One of the most common scams of late is phone calls from the IRS stating the person contacted owes back taxes and if not paid will be confronted with law enforcement to be taken to jail. If they do not get a connection with the person, they leave a threatening message. In the first place, people have to take a breath and review the obvious. 1. The IRS would never make a phone call to you; any notices from them will come in the form of a letter. 2. Do I really owe any taxes? 3. Do not call them back and delete their number from your phone if you have caller ID. Most of these scammers use throw-away phones, so many of them are untraceable. A good rule too is, do not answer the phone if you do not recognize the phone number on caller ID. Let it go to your voicemail or answering machine. This cost a man $16,000 before he realized it was a scam.
Another scam is a call to Grandparents, telling them they have a grandchild in trouble and in need of money to get them out of a situation, most times, with the law or being stranded in a foreign country. The first call anyone getting this call should make, should be to the family of the grandchild or the grandchild. Sometimes the caller warns this person not to contact anyone else. This alone should be a RED FLAG! By keeping this to yourself and paying money, the big problem begins. One lady lost $65,000 in a situation such as this.
Sweepstakes is a big money maker for scammers. The golden rule for sweepstakes or any contest; if you are asked for money to process your winnings or asked to send money to cover the taxes of your winnings, BEWARE! You would never be asked to send money if it was a legitimate contest. If you win a legal lottery, you most likely would be asked to pay taxes, but also be given a choice as to how this would be done. An 87 year old lady lost $297,000 before she brought it out in the open to her family.

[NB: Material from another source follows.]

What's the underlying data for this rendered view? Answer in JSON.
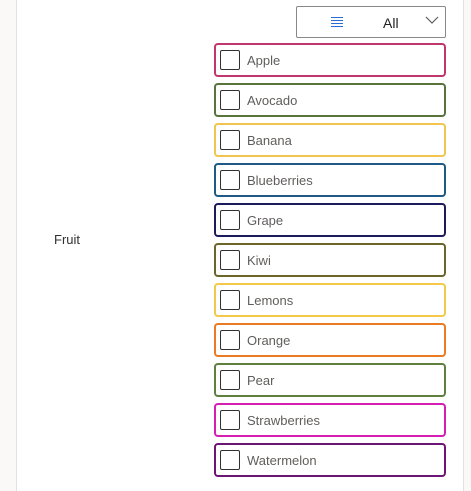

Scammers seem to focus on seniors or people who do not socialize a lot with family or others. They become targets for their scams and many of these people who are taken advantage of, never bring this to the attention of anyone, and so the scams continue with the victims losing thousands of dollars. Consumer Reports encourages people to get engaged with a group of people within your neighborhood, church or senior citizen centers. Make a point to call and be in touch with friends and family and don’t be afraid to speak to them about things that may be bothering you. Keep the lines open for help.
WZZM13 has reported many scams to help people be more aware of their surroundings. Pass along any knowledge you may have to your friends and family about some of these unfortunate situations that rob people of their security and finances.